También se discute si debe reconocerse una personalidad electrónica autónoma para los sistemas más avanzados, que les atribuya directamente derechos y obligaciones. Igualmente se plantean dilemas morales acerca de cómo la inteligencia artificial debe tomar determinadas decisiones, e incluso si existirían decisiones en las que no debería tener la última palabra.
La inteligencia artificial ya tiene la capacidad de adoptar decisiones difíciles que hasta ahora se han basado en la intuición humana o en leyes y prácticas de los tribunales. Tales decisiones van desde cuestiones de vida o muerte, como la utilización de los robots asesinos autónomos en los ejércitos, hasta asuntos de importancia económica y social, como la forma de evitar los sesgos algorítmicos cuando la inteligencia artificial decide si se debe otorgar una beca a un estudiante o cuándo se le concede la libertad condicional a un preso.

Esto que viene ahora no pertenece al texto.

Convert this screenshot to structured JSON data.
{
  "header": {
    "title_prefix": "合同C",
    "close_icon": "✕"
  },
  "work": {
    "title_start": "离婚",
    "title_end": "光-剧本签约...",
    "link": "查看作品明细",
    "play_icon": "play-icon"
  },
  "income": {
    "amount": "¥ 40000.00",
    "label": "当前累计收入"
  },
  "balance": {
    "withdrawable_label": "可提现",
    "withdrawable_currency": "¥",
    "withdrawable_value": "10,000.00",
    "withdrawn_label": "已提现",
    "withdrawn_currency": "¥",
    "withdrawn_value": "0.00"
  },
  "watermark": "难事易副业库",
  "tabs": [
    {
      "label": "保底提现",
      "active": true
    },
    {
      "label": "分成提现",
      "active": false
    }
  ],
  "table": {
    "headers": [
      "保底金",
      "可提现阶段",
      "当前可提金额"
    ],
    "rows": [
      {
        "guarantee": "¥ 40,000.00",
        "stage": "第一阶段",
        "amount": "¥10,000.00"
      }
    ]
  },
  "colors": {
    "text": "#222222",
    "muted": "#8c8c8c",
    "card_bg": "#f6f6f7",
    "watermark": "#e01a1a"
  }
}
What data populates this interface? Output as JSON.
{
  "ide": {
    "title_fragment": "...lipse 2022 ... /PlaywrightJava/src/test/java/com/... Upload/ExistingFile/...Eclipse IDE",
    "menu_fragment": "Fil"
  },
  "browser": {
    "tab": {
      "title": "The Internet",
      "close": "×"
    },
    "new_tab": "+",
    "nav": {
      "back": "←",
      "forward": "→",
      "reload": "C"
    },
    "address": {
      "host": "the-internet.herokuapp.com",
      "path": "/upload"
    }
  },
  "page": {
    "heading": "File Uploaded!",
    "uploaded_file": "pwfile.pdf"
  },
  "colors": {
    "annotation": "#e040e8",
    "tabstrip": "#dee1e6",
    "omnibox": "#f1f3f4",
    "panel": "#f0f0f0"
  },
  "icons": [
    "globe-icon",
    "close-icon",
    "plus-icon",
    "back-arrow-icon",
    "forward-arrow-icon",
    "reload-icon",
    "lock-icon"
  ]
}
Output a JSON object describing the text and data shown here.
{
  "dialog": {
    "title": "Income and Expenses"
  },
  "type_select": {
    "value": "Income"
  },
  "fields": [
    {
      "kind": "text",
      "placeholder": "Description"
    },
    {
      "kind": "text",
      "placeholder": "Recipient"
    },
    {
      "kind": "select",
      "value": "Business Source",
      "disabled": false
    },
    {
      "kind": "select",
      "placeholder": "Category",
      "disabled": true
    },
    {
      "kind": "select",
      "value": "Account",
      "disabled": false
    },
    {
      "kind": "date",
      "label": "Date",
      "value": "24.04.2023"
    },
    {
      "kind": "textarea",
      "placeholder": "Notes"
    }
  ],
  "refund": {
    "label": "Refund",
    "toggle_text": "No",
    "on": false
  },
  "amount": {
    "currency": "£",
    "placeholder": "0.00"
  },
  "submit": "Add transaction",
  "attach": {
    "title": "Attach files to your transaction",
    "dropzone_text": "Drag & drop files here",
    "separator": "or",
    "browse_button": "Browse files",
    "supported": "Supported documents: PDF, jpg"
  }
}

Si un ser humano tomara estas decisiones, estaría sujeto a una norma legal y tiene que acompañarla de la motivación jurídica, es decir, explicar la fundamentación de su decisión. No existen tales reglas en el momento presente para con la inteligencia artificial, en ningún lado del mundo.
La lista de miembros de la Asociación para la Inteligencia Artificial incluye ahora a organizaciones sin fines de lucro como la Unión Americana de Libertades Civiles, Human Rights Watch y UNICEF. Sin embargo, tan sólo cuenta con representantes de trece países de todo el mundo.
Ahora bien, los marcos éticos difieren notablemente de los jurídicos, que son los que únicamente pueden elaborar los legisladores. Las reglas jurídicas acarrean responsabilidad, sanciones, multas o incluso penas de prisión. Por el momento, los Estados siguen intentando alcanzar a Silicon Valley en lo que respecta a la regulación de la inteligencia artificial; cuanto más tiempo esperen, más difícil será encauzar adecuadamente el futuro.
En el Reino Unido existe un Comité de la Cámara de los Lores sobre Inteligencia Artificial y la Comisión Europea ha puesto en marcha un grupo de expertos para debatir sobre los desafíos que plantea el desarrollo de esta tecnología y su impacto en los derechos fundamentales.
Es una tarea difícil, pero no imposible. A nivel nacional, los Estados ya supervisan muchas otras tecnologías complejas, incluyendo la energía nuclear o la clonación. A nivel internacional, la Agencia Europea de Medicamentos (EMA) establece normas farmacéuticas para 28 países, y la ICANN (de Estados Unidos) regula partes clave de todo Internet.
Ahora bien, la autorregulación no basta. Si las normas son sólo voluntarias, algunas compañías de tecnología decidirán no atenerse a las reglas que no les benefician, dando a algunas organizaciones ventajas sobre otras.
Además, sin un marco unificado, un exceso de comités de ética privados también podría conducir a la existencia de demasiados conjuntos de normas. Sería caótico y peligroso que cada gran empresa tuviera su propio código, al igual que si cada ciudadano privado pudiera establecer sus propios estatutos legales.
Sólo los Estados tienen el poder y el mandato de asegurar un sistema justo que imponga este tipo de adhesión en todos los ámbitos.